About the Council for Women
The 20-member Council was established by statute more than 45 years ago. Appointees serve staggered, two-year terms. The composition of the Council is defined in G.S. 143B-394 but the legislation doesn’t spell out responsibilities or goals. The Department of Administration (DOA)’s Council for Women & Youth Involvement supports the Council and its efforts, which are focused on advising the Governor, the Legislature, the Secretary of DOA, and other state agencies on women’s issues.
The Council had previously established mission and vision statements. However, given the two-year terms of the members, many of the current Council members were not a part of their development. And no recent effort had been undertaken to identify how those statements should be translated into action by the Council.
“The Council for Women is uniquely positioned to provide advice and influence policy that relates to women in the state. And there is no dearth of issues for the Council to tackle,” explained Danielle Carman. “To take advantage of that role, we needed to bring our members together and make sure we were all working from the same place with the same goals in mind.”
Back to Basics with OSBM
The Council invited OSBM facilitators Jonathan Meyer, Ben Agsten, Jaclyn Arnette, and Jessica Robinson to lead a strategic planning workshop. Before the workshop, the OSBM team sent members a pre-workshop survey with questions about the Council’s purpose and vision.

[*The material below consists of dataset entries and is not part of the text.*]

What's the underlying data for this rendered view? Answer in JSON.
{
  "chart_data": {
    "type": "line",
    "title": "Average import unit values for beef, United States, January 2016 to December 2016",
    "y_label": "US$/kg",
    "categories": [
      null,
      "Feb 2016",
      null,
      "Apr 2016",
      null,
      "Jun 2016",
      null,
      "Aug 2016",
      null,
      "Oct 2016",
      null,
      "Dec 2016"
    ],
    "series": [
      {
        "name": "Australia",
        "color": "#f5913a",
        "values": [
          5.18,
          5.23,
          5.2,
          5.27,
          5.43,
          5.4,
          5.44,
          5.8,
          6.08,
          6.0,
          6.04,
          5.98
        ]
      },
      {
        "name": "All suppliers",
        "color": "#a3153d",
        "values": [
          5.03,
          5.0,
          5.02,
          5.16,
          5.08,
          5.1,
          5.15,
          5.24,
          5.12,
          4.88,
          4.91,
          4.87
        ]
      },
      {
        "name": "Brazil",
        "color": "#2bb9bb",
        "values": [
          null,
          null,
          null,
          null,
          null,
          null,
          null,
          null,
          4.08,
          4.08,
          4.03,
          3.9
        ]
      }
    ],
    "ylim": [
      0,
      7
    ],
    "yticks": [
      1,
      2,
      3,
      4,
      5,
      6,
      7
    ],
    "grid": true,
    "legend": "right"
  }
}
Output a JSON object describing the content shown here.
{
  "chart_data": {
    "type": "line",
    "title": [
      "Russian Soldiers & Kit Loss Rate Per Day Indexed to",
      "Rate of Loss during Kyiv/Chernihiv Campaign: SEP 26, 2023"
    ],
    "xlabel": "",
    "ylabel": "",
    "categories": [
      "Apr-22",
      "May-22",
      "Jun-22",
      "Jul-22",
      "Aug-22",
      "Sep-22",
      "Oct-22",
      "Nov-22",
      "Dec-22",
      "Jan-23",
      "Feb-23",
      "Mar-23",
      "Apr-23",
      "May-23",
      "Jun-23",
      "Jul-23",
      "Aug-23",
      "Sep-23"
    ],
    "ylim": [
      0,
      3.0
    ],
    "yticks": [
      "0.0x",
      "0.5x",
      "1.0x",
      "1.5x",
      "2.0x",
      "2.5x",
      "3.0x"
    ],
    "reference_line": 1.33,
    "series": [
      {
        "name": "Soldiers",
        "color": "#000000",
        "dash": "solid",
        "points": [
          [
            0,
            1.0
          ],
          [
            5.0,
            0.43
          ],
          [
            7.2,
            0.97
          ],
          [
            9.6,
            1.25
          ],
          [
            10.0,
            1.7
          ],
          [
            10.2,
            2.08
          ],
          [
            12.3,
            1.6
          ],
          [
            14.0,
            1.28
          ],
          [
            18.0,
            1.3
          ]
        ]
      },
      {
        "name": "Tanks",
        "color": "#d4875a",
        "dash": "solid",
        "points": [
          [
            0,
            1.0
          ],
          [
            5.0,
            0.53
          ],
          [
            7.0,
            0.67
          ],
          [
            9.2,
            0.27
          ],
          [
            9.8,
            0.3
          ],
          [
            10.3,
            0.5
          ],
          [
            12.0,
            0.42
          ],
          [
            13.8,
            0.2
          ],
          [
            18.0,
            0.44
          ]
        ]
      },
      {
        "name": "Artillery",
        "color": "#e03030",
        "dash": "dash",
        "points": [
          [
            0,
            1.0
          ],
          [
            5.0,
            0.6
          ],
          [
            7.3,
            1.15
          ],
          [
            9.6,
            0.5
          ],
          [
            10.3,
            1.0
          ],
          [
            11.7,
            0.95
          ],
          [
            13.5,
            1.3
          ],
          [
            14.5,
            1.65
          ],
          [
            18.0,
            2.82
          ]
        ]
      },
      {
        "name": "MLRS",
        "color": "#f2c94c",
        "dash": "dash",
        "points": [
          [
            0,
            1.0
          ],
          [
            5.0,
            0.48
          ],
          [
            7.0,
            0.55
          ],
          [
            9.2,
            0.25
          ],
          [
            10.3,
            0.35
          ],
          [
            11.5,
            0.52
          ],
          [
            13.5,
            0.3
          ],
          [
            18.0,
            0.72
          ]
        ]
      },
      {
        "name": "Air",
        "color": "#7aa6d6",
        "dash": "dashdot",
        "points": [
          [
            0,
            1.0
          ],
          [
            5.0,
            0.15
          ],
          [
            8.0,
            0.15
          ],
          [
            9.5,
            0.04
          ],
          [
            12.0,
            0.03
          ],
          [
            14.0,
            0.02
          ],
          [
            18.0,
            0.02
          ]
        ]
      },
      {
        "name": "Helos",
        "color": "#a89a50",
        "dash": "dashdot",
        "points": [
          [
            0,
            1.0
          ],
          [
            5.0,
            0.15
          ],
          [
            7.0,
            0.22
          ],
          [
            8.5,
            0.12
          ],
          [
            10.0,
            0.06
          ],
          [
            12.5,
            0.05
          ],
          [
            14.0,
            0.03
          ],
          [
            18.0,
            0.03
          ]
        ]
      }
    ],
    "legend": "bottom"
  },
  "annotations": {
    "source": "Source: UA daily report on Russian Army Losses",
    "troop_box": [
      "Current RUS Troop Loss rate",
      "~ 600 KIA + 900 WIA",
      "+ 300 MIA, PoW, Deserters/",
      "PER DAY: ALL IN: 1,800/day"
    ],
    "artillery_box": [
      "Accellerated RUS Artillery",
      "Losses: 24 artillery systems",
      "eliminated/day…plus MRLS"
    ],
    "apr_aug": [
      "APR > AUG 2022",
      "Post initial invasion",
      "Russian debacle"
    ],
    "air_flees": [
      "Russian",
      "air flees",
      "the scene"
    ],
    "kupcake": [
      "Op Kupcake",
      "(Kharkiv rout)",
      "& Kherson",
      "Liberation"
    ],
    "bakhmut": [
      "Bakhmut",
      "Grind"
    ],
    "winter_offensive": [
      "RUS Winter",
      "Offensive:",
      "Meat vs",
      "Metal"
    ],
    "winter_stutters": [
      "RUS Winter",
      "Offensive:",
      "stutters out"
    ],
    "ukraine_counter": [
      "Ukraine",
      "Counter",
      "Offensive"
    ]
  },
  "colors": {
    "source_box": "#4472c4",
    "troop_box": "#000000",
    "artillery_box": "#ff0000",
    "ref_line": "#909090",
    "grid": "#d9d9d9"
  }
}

“When we work with state agencies on strategic planning, we counsel them to begin their strategic planning process by reviewing their mission and vision statements. These are the concise, coherent statements that answer important questions like ‘why do we exist’ and ‘what do we want to achieve.’ Without these basic building blocks, it’s difficult to identify the most salient goals the organization should pursue,” explained OSBM's Jonathan Meyer.
The pre-workshop survey revealed a lack of consensus around the Council’s mission and vision. The team shifted gears. They plotted out a day-long workshop full of real-world illustrations, discussion starters, and breakout exercises to help identify common themes and build consensus around mission, vision, and values the members could commit to as the underpinning of their work.
After the workshop, the OSBM team refined the day’s findings into new mission, vision, and values statements for the Council. They also made recommendations for next steps Council should take to develop a strategic plan using the survey data, along with the new mission, vision, and values statements.
What’s Next for the Council of Women
The groundwork of building consensus around the mission, vision and values puts the Council in a better position for their next steps.
“Without OSBM’s help, we might’ve missed the lack of consensus and conflicting notions about what the Council was and should be,” says Ms. Carman. “Taking a step back and thinking about the big picture of what the Council is, together, will help us create a coherent strategic plan.”
The Council will begin that process at their next quarterly meeting.
About Strategic Planning & OSBM’s Role
OSBM supports state agencies and their strategic planning efforts, providing guidance and training for each biennial strategic planning process. Agencies must submit their final strategic plans to OSBM. In addition, OSBM offers facilitation and consultation services, upon request.
Several state agency leaders who help create and/or measure strategic plan progress are members of OSBM’s Performance Management Community of Practice.